On Fri, 18 Jun 2004, Thomas Zehetbauer wrote:

> Since at least 2.6.7-rc2 several people have hit this bug and posted
> here. Unfortunately I have not seen a single follow-up from the ACPI
> guys and somehow I doubt that they even read this list.
>
> From: Thomas Zehetbauer <[email protected]>
> Subject: Re: Linux 2.6.7 - ACPI still broken
> Date: Wed, 16 Jun 2004 19:42:57 +0200
>
> From: Kevin P. Fleming <[email protected]>
> Subject: Re: Linux 2.6.7 - ACPI still broken
> Date: Wed, 16 Jun 2004 21:15:05 -0700
>
> From: Grzegorz Kulewski <[email protected]>
> Subject: 2.6.7-rc3-mm1 problems (ACPI and others)
> Date: Thu, 10 Jun 2004 21:57:58 +0200 (CEST)
>
> From: Pozsar Balazs <[email protected]>
> Subject: Re: 2.6.7-rc3-mm1 problems (ACPI and others)
> Date: Fri, 11 Jun 2004 01:10:34 +0200
>
> From: Thomas Zehetbauer <[email protected]>
> Subject: Re: Linux 2.6.7-rc3 / ACPI broken
> Date: Mon, 07 Jun 2004 23:37:01 +0200
>
> From: Grzegorz Kulewski <[email protected]>
> Subject: modprobing ACPI(?) module gives oops (2.6.7-rc2-mm2)
> Date: Sat, 5 Jun 2004 23:33:57 +0200 (CEST)
>
> From: Sebastian Ley <[email protected]>
> Subject: modprobe acpi segfaults
> Date: Sat, 05 Jun 2004 02:18:09 +0200
>
I have a similar problem with one of my computers, too. The motherboard is
Intel D875PBZLK with 2.6 GHz P4, BIOS P22. It hangs after "ACPI Namespace
successfully loaded at root b04f60bc". There may be a message "Unable to
handle kernel paging request" or some more or less garbled text (none with
the latest kernel versions). An example:

eUtabha dle kedle kNUne oULt p ierer rercee----1->-na-[ c4t aerv
r-ual---d--ss 00e0n02 U rt t
inguei/asm/s0ineock
:*6!
= nv0l0d0o
erand: 0000 [#1]
SMP
CPU: 1
EIP: 0060:[<b011cda2>] Not tainted

After this the kernel hangs tight. The magic keys don't work. Disabling
ACPI (acpi=off) or using it only for HT detection (acpi=ht) allow normal
booting and operation.

The reports in the list above do not all point to similar symptoms. The
reports from Thomas, Kevin, Pozsar, and me seem to have two things in
common:
- an Intel motherboard
- hang when enabling ACPI

I have made experiments with different kernels. First some experiments
with 2.6.7 + csets up to now (should be equal to 2.6.7-bk3). The problem
is still present with my standard configuration (SMP). Trying some
different config options gives these results:
SMP hangs
UP works
UP lapic ioapic works

Testing older versions reveals that my problems start at 2.6.6-bk1 (2.6.6
works). It did not contain any ACPI changes that would explain this
but it was a big patch (lots of scheduling patches).

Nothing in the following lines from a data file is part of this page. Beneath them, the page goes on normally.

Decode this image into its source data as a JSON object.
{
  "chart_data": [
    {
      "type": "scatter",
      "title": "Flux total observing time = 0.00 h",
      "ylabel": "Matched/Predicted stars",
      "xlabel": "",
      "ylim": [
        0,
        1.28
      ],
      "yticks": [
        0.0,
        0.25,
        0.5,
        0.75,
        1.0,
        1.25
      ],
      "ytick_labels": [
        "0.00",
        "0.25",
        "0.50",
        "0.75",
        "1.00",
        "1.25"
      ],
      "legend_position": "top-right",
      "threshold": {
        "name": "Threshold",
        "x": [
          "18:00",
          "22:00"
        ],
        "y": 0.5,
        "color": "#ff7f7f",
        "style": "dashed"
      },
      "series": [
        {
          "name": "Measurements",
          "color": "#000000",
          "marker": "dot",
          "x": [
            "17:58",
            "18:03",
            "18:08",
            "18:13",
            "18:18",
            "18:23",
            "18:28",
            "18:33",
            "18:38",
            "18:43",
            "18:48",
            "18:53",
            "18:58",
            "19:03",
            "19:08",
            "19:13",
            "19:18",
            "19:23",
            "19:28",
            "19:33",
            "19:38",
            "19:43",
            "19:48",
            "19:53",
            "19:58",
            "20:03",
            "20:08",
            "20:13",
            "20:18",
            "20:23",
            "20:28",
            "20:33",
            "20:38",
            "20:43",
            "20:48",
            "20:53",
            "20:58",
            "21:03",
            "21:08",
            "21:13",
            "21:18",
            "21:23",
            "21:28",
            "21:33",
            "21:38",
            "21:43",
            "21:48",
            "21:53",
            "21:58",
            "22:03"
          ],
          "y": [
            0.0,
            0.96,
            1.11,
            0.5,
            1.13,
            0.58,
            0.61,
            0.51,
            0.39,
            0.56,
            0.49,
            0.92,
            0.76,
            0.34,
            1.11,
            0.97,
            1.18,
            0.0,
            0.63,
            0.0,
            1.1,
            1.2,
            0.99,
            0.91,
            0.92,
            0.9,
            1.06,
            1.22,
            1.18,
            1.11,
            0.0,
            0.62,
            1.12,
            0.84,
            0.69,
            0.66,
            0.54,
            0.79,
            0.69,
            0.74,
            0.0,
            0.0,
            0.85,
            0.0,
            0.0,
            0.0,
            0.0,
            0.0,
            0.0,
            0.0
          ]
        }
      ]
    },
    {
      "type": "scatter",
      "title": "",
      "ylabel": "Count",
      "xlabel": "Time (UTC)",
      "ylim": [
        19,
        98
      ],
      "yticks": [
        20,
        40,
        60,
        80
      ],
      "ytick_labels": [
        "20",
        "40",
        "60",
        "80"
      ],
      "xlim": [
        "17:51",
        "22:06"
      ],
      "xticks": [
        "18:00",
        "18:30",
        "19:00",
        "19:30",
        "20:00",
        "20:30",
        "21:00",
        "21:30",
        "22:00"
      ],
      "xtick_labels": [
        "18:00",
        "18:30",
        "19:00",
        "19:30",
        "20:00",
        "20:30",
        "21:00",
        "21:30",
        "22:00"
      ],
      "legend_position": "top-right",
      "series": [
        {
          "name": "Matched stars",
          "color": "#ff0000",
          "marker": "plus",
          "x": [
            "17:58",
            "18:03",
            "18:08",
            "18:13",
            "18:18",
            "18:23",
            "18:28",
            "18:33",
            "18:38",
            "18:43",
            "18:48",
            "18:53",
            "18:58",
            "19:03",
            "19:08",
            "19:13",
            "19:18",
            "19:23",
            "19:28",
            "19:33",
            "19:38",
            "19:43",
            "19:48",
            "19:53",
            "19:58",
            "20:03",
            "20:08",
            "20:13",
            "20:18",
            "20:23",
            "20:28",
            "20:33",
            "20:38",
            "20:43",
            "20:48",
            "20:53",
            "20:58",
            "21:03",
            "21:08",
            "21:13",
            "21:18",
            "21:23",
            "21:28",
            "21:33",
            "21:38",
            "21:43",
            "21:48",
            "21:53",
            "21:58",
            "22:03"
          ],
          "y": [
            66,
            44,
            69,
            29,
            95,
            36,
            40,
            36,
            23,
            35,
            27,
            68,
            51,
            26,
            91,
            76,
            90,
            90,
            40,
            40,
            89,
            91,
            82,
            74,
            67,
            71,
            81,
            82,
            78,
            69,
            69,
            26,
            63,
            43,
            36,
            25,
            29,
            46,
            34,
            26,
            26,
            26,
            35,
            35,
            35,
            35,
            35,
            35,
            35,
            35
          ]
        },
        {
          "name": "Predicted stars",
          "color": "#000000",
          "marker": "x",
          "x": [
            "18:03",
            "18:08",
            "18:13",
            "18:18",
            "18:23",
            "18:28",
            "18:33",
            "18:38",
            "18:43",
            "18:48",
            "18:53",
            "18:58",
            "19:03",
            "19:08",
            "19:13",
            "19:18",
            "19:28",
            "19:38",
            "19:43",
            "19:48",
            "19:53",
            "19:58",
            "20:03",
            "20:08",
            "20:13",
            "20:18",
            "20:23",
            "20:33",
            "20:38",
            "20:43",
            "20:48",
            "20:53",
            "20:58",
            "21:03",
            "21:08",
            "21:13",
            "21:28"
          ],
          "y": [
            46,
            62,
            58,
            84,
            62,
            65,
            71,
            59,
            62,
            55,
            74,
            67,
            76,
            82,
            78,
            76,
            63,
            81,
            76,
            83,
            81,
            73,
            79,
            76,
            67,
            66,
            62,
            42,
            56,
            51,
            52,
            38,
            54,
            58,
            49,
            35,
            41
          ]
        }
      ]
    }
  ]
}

The patch Pozsar posted on 11 Jun solves (hides) the problem. However, it
reverts a change appearing at 2.6.6-bk8. Puzzling.

--
Kai

2004-06-20 14:59:16

by Kevin P. Fleming

[permalink] [raw]
Subject: Re: 2.6.7 ACPI OOPS (random dereferrencing)

Kai Makisara wrote:

> The reports in the list above do not all point to similar symptoms. The
> reports from Thomas, Kevin, Pozsar, and me seem to have two things in
> common:
> - an Intel motherboard
> - hang when enabling ACPI

There is an entry in the RedHat Bugzilla where Len Brown is actively
participating on this issue; he has been able to reproduce it (no
surprise, he works for Intel and shouldn't have any trouble obtaining
the same hardware <G>). There is no fix yet, though.